A Century Later, Armenians, Turks and Kurds Slowly Move Forward From a Tormented Past
Sourp Giragos has gone through cycles of decay and rebirth. Its Gothic bell tower was destroyed in May 1915, according to the foundation’s director, after authorities deemed it inappropriate that a Christian church’s structure would rise higher than minarets of nearby mosques. (VOA/Mike Eckel)
By Mike Eckel
DIYARBAKIR, Turkey — Most of the congregants at Easter Mass at the rebuilt Church of Saints Cyriacus and Julietta in this Turkish city on the banks of the Tigris were not Christian.
They were Muslim.
Among the handful of Christians was Gafur Turkay.
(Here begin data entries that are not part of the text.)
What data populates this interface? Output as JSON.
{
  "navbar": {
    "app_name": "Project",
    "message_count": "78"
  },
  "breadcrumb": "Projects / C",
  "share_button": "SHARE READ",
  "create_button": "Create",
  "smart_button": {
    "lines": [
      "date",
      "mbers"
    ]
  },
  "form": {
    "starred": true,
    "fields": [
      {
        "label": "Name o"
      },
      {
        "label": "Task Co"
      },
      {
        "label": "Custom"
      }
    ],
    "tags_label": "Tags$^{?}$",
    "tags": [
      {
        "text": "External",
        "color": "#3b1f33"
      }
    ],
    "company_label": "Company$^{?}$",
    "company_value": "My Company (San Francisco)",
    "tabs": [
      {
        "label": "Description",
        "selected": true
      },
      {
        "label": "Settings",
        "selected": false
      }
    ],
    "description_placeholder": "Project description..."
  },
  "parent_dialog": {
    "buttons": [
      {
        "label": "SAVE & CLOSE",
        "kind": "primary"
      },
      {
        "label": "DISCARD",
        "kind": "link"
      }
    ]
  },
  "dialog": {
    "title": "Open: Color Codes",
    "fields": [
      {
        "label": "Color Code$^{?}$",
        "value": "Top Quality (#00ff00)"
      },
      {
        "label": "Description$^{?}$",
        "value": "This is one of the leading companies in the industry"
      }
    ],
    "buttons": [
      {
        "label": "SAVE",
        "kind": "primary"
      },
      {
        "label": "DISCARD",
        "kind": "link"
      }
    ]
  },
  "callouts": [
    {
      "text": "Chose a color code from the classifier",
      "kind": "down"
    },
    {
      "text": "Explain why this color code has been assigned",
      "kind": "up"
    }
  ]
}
Five years ago, he turned away from the religion he was raised in — Islam — and openly embraced the religion of his ancestors, a choice that he said was less about being Christian and than it was about being Armenian.
It was also, he said, about honoring his grandfather, whose throat was cut in the violence that in 1915 all but wiped Armenians from the map in this and other parts of the dying Ottoman Empire.
“For my grandfather, for the massacres, for the Armenians, I did it for them,” said Turkay, whose family was forced to adopt that surname. “I wasn’t a good Muslim and I’m not a good Christian either. But I am a good Armenian.”
In the village of Derkhist, about a two-hour drive east of Diyarbakir, headstones from an graveyard are all that remains of an hilltop Armenian church that Kurdish villagers said was demolished some 90 years ago.